Wann immer ich eine Sendung mit einem Tier sehe und merke, dass von mir erwartet wird, eine bestimmte, vorgeschriebene Reaktion auf dieses Tier zu haben, stoße ich auf eine Wand. Ich nenne das die Niedlichkeits-Annahme-Theorie: Subjektivität im Fernsehen (kurz NATSIF). Es läuft darauf hinaus: Wenn der Erfolg Ihrer Show davon abhängt, dass ich Ihren Hauptdarsteller knuffig-wuffig finde, haben Sie bereits versagt. Wir mögen alle verschiedene Dinge.

Die Theorie gilt gleichermaßen für Menschen. Wir kennen alle den Moment, wenn ein austauschbarer Herzensbrecher in eine US-Sitcom-Szene schlendert. Jede Figur verliert den Verstand, da dies offenbar die attraktivste Person der Welt ist, während Sie dasitzen und denken: 'Hä?' Es passiert auch mit Kinderstars.

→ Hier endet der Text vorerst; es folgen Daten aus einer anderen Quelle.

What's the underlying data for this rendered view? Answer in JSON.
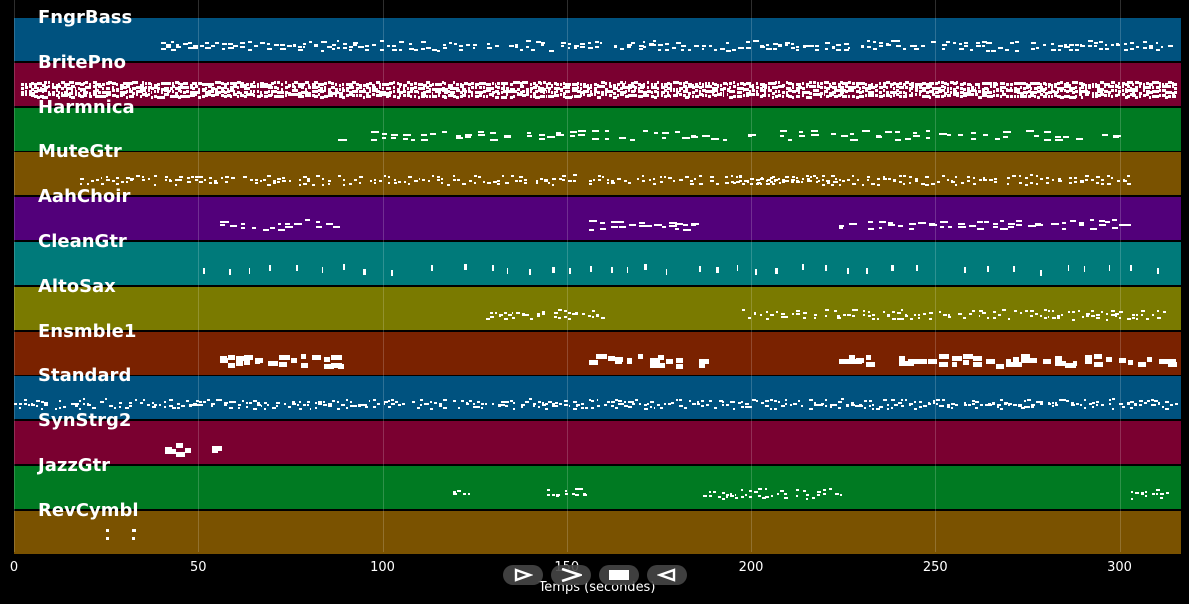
{
  "tracks": [
    {
      "name": "FngrBass",
      "color": "#00527f"
    },
    {
      "name": "BritePno",
      "color": "#7a0030"
    },
    {
      "name": "Harmnica",
      "color": "#007a22"
    },
    {
      "name": "MuteGtr",
      "color": "#7a5200"
    },
    {
      "name": "AahChoir",
      "color": "#52007a"
    },
    {
      "name": "CleanGtr",
      "color": "#007a7a"
    },
    {
      "name": "AltoSax",
      "color": "#7a7a00"
    },
    {
      "name": "Ensmble1",
      "color": "#7a2200"
    },
    {
      "name": "Standard",
      "color": "#00527f"
    },
    {
      "name": "SynStrg2",
      "color": "#7a0030"
    },
    {
      "name": "JazzGtr",
      "color": "#007a22"
    },
    {
      "name": "RevCymbl",
      "color": "#7a5200"
    }
  ],
  "xaxis": {
    "label": "Temps (secondes)",
    "ticks": [
      "0",
      "50",
      "100",
      "150",
      "200",
      "250",
      "300"
    ],
    "tick_values": [
      0,
      50,
      100,
      150,
      200,
      250,
      300
    ],
    "range": [
      0,
      317
    ]
  },
  "note_regions": [
    {
      "track": 0,
      "segments": [
        [
          40,
          315
        ]
      ],
      "density": "medium",
      "style": "sparse-dash"
    },
    {
      "track": 1,
      "segments": [
        [
          2,
          315
        ]
      ],
      "density": "dense",
      "style": "block"
    },
    {
      "track": 2,
      "segments": [
        [
          88,
          300
        ]
      ],
      "density": "sparse",
      "style": "dash"
    },
    {
      "track": 3,
      "segments": [
        [
          18,
          126
        ],
        [
          126,
          152
        ],
        [
          156,
          225
        ],
        [
          195,
          303
        ]
      ],
      "density": "medium",
      "style": "small"
    },
    {
      "track": 4,
      "segments": [
        [
          56,
          88
        ],
        [
          156,
          186
        ],
        [
          224,
          302
        ]
      ],
      "density": "medium",
      "style": "dash"
    },
    {
      "track": 5,
      "segments": [
        [
          40,
          315
        ]
      ],
      "density": "sparse",
      "style": "tick"
    },
    {
      "track": 6,
      "segments": [
        [
          128,
          160
        ],
        [
          196,
          312
        ]
      ],
      "density": "medium",
      "style": "small"
    },
    {
      "track": 7,
      "segments": [
        [
          56,
          88
        ],
        [
          156,
          187
        ],
        [
          224,
          315
        ]
      ],
      "density": "medium",
      "style": "thick"
    },
    {
      "track": 8,
      "segments": [
        [
          0,
          315
        ]
      ],
      "density": "dense",
      "style": "small"
    },
    {
      "track": 9,
      "segments": [
        [
          41,
          55
        ]
      ],
      "density": "sparse",
      "style": "thick"
    },
    {
      "track": 10,
      "segments": [
        [
          119,
          124
        ],
        [
          143,
          156
        ],
        [
          187,
          225
        ],
        [
          303,
          313
        ]
      ],
      "density": "medium",
      "style": "small"
    },
    {
      "track": 11,
      "segments": [
        [
          25,
          26
        ],
        [
          32,
          33
        ]
      ],
      "density": "sparse",
      "style": "dot"
    }
  ],
  "controls": [
    {
      "name": "play-icon"
    },
    {
      "name": "forward-icon"
    },
    {
      "name": "stop-icon"
    },
    {
      "name": "rewind-icon"
    }
  ]
}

Casting-Direktoren haben ein schmales Spektrum an Kindern, von denen sie annehmen, dass sie ein 'Ohhh' beim Publikum auslösen. Die Reaktion, die bei mir normalerweise ausgelöst wird, ist: 'Konnten sie keinen besseren Schauspieler finden?' Ich versuche hier nicht, gemocht zu werden! Wie auch immer, es war die Tier-Version, die mir diese Woche beim Anschauen von Dog Park in den Sinn kam.